A tummy tuck is one of the bigger plastic surgery procedures in terms of recovery — bigger than liposuction, bigger than a breast augmentation, comparable to a facelift. The first 2 weeks are physically demanding and the full recovery takes 3–6 months to settle. Patients who understand this going in do well. Patients who expect to "bounce back in a week" struggle.
This guide is what our surgical team actually tells patients the day before surgery. It is not pessimistic — most recoveries are uncomplicated and the long-term results are excellent — but it is honest about each phase.
You wake up from surgery in a compression garment that wraps from mid-thigh to just below the breast. You have one or two drains in place (thin plastic tubes collecting fluid from under the skin). You are slightly folded at the waist because the surgeon repositioned the skin and closed it with moderate tension, and standing fully upright would stress the incision.
You walk within 6–8 hours of surgery — bent at the waist, supported, for short distances to the bathroom. Walking is mandatory to prevent blood clots even though it is uncomfortable.
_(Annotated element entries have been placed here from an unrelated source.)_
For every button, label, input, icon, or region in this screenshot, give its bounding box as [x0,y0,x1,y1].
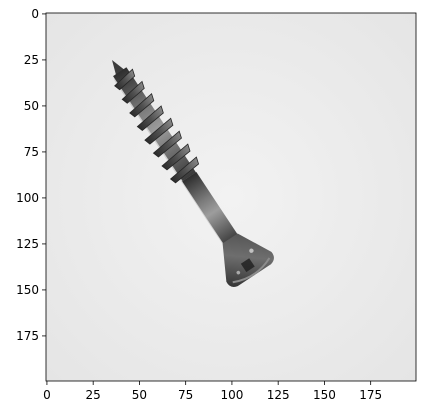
y-tick-label: 0 [31,7,39,21]
screw-thread [114,68,136,91]
screw-thread [129,93,155,118]
y-tick-label: 100 [16,191,39,205]
x-tick-label: 50 [132,388,147,402]
x-tick-label: 75 [178,388,193,402]
screw-thread [136,105,164,131]
x-tick-label: 175 [359,388,382,402]
x-axis: 0 25 50 75 100 125 150 175 [43,381,382,402]
x-tick-label: 150 [313,388,336,402]
y-tick-label: 125 [16,237,39,251]
y-tick-label: 50 [24,99,39,113]
plot-frame [45,12,417,382]
screw-drive-recess [240,258,255,273]
screw-smooth-shank [182,172,240,247]
photo-area [46,13,416,381]
screw-thread [121,80,145,104]
y-tick-label: 175 [16,329,39,343]
x-tick-label: 25 [86,388,101,402]
photo-background [46,13,416,381]
x-tick-label: 100 [220,388,243,402]
x-tick-label: 125 [267,388,290,402]
screw-thread [161,143,191,171]
screw-threads [114,68,200,184]
x-tick-label: 0 [43,388,51,402]
screw-thread [152,130,182,158]
screw-thread [144,117,174,145]
y-tick-label: 150 [16,283,39,297]
screw-photo [112,60,274,287]
screw-thread [169,156,200,184]
y-axis: 0 25 50 75 100 125 150 175 [16,7,46,343]
y-tick-label: 75 [24,145,39,159]
y-tick-label: 25 [24,53,39,67]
Pain is managed with scheduled medications and is rated 6–7/10 in the first 48 hours, dropping to 4–5 by day 3.
You eat small meals, low-salt, high-protein. You sleep in a semi-reclined position with knees bent — never flat on your back, never on your stomach.
Day 2 or 3 you leave the hospital for the hotel. The drains are typically removed between days 3 and 7 depending on daily output (usually under 30 ml per 24 hours triggers removal). Having drains out is a major psychological relief; most patients sleep much better afterward.
By day 5 you can shower with the garment off, dry the incision line gently, and put the garment back on. You are still walking bent at the waist but less aggressively. You can manage stairs slowly. Office email is doable from bed; sustained concentration is still hard due to residual medication effects.
Around day 10–14 the external stitches (if any) come out. You are cleared to fly home, ideally after a final in-clinic check. You can now begin standing slightly more upright each day — the rule is "stand as tall as you comfortably can without pulling the incision".
The compression garment stays on 24/7 for the first 4 weeks, then 12 hours per day for another 4 weeks. No driving until you can perform an emergency stop without pain (usually week 3). Sleeping is still elevated or on your side.
Week 3 marks the return to sedentary work for most patients. Physical jobs require 4–6 weeks off. You are standing fully upright by week 3. Bruising is mostly gone by week 4. Swelling is still significant — your belly will look bigger than your pre-surgery belly at week 4, which is normal and due to tissue edema, not fat.
Light cardio resumes at week 4: walking up to 30 minutes, stationary bike on low resistance. No abdominal exercises. No heavy lifting (over 5 kg). No running or jumping.
Between weeks 6 and 12 the swelling drops dramatically. At week 6 you can begin to see the new waistline. At week 8 the scar is red and raised — this is the peak of scar visibility. You start scar massage with silicone gel at week 6–8 and continue for 6 months. This is the single most important thing you can do for the final scar quality.
Full gym workouts including abdominal exercises resume at week 8–10 with your surgeon's clearance. Running at week 10. Sex at week 4 (with positions that avoid pressure on the incision) or week 6 for full activity.
Between month 3 and month 6 the scar shifts from red to pink to pale. By month 6 it is fully settled in its long-term position and color, though full color maturation takes 12–18 months. Continue silicone gel throughout.
Residual swelling resolves by month 4–6. At month 6 you see your final shape — flat abdomen, restored waistline, tightened skin, repaired abdominal muscle separation (if that was part of the procedure). This is the result you will have long-term if your weight stays stable.
Not until week 4–6, and even then gradually. Sleeping semi-reclined with knees bent protects the abdominal incision from tension during the first month. Most patients transition back to flat sleeping at week 6.
Walking from day 1. Light cardio from week 4. Full gym workouts from week 8–10 with surgeon approval. Abdominal exercises from week 8. Running from week 10–12. Contact sports from week 12.
The typical full tummy tuck scar runs from hip to hip, just above the pubic area, and is designed to be hidden under underwear or a bikini bottom. For patients with less excess skin, a mini tummy tuck uses a shorter scar (around half the length) but addresses only the lower abdomen.
Yes — this is called lipoabdominoplasty and is done routinely. The liposuction refines the waist and flanks while the tummy tuck addresses the loose skin and muscle separation. Recovery is the same as a standard tummy tuck; the combined procedure does not significantly extend the timeline.
Pregnancy after a tummy tuck is safe but will partially compromise the result — the skin stretches again and the muscle repair can loosen. This is why the procedure is recommended for women who have completed their family. If pregnancy happens, a revision tummy tuck is possible after delivery and full postpartum recovery.